(Written January 31, 2012- for the protection of this individual, her name has been changed.)
I just returned from a quick trip to Haiti with Real Life Christian Church- my home church in Orlando. We were in Morriseau, Haiti for 4 days and then they flew back to Orlando. I, however, couldn’t go to Haiti without going to visit my dear family in Grand Goave at Lifeline. I was only going to be there 4 days, but I had so many people I wanted to see. I knew the moment I had to say hello to a dear friend, might be the time I would also have to say goodbye with my time there being so limited. One person I was hoping to see was Marie, the beautiful girl I met in 2010 who touched my heart.
I saw Marie yesterday- the first time since I left August of 2010. Earlier in the day I had complained of my frustrations with being able to speak Creole but struggling to hear it. But for that hour I talked with Marie, I barely spoke; I listened, and I heard almost every word. God opened my ears. I could see the heaviness on her heart because I could see the pain in her eyes; the tears were just millimeters from falling out and rolling down her cheeks.
The twenty-year-old was wearing a denim skirt with a sun yellow tank top with knitted sleeves. Marie is in her last year of secondary school (equivalent to our high school) and hopes to go to college for communications or something in the business field. But her real dream - to be a singer. And with her voice, she could. She has one younger brother and has been raised her whole life by her mother who is her closest friend. Her father has always been absent from her life, in part because of his “maladi nan tet” (sickness in his head). (Two days after this conversation, I was walking through Grand Goave and a friend pointed out a man sitting across the street. I know the majority of Haitians have nothing and many are homeless, but this man looked like even in the culture of Haiti, he would be considered the homeless town crazy. Then my friend told me he was Marie’s father.) She is such a beautiful girl, but there is no glow in her eye; only pain and years of hurt and loneliness. She has felt abandoned and alone.

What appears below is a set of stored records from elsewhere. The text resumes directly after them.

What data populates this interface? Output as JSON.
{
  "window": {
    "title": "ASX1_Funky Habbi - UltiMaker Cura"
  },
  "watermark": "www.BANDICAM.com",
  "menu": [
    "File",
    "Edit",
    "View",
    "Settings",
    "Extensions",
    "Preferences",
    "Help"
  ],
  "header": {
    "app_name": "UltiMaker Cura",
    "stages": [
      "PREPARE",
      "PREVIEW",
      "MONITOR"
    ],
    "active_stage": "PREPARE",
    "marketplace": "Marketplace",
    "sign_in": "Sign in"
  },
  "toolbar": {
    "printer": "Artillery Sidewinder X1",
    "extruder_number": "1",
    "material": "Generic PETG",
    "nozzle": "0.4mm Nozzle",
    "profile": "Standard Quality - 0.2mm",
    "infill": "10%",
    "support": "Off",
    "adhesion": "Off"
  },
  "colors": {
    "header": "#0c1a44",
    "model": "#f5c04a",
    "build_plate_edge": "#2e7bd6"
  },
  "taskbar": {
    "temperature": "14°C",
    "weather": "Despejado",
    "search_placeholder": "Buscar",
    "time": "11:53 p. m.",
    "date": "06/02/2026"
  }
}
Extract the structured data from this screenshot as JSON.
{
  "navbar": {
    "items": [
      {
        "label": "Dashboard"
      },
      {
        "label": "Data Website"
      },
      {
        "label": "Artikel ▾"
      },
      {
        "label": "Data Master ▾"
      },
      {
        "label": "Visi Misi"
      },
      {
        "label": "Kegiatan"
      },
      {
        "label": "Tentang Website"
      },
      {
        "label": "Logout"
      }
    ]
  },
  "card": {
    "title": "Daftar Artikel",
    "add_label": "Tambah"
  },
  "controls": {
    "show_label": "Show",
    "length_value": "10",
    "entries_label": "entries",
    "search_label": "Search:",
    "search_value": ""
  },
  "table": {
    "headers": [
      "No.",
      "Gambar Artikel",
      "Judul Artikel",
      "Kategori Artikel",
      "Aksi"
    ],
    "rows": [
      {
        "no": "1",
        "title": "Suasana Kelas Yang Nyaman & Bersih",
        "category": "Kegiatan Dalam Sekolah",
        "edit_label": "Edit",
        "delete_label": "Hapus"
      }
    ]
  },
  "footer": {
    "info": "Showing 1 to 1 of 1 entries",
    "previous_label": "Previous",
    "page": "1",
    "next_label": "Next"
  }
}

I’d love to tell you she has many great girlfriends to support and encourage her, or even just one, but I can’t. The friends she does have, have always been boys. She began to tell me about her desire to have a boyfriend. She didn’t have to say it in so many words, but her desire stems from an emptiness and loneliness inside- this void. But the boys in Haiti, “They’re not good boys,” she said. They like the girls from the U.S., Canada, Europe- the “blans”. And those girls have the nice things, the sensual dresses, the pretty sandals, cars, and money. But Marie’s not that girl. Maybe not because she doesn’t want to be, because I think a part of her does want to be- if it means earning a little more attention in hopes of filling that void, then to her, it might be worth it. But she’s not that girl because those girls have money, and that’s one more thing that’s missing in her life.
I told her I understood. And I do. There are Friday nights that pass when I wish I wasn’t alone, when I wish I had someone there. I want that fellowship and friendship. I also want to love someone and have that someone love me back. But I know that that time will come, but not in my timing, in God’s. I told her that the boy she finds some day needs to be a great guy. Not a guy, but a man. A man that will first love the Lord, and then, will love her. It’s like a triangle. God is at the top, and the man and woman form the two points of the base. If the man and woman individually are seeking the Lord and keeping Him first, then as they draw closer to God, they will naturally become closer as a couple. But if before the Lord, is each other, they will only stay on the base line of the triangle and God will be forgotten, and their relationship will suffer.
I think she liked that whole thinking, but I think it also made her think it was too late because she’d already messed up. She had a secret; she’d gone too far already with a guy. But then, he moved to Port au Prince and left her- left her alone and overwhelmed with guilt, more pain, more loneliness, and a void that had grown in size. The closest person in her life she could share her dark, painful secret with- her mother. But that would hurt her mother too much. So other than me, she’s only told one other person- a guy friend from school.
Maybe she should go be a nun. There aren’t any guys worth hoping for, so that seemed like a good option to her, an easy option, a safe option. She knows God has forgiven her, but I don’t think she knows how to forgive herself. She hasn’t been to church regularly in a while now either.
I’d love to tell you there’s a happy ending to our conversation, but at this point, there isn’t. After an hour of talking, we both had to leave, so I prayed for her. I told her how much I loved her but that God loved her so much more. She cut me off as she said, “Sarah, I know, I know.” I think she does know, but I’m not convinced she believes it.
“Turn to me and be gracious to me, for I am lonely and afflicted. Relieve the troubles of my heart and free me from my anguish. Look on my affliction and my distress and take away all my sins.” Psalms 25:16-18
I’m praying for you dear friend. I love you so much and pray that you will soon allow Jesus to fill that void. He’s the only One who can.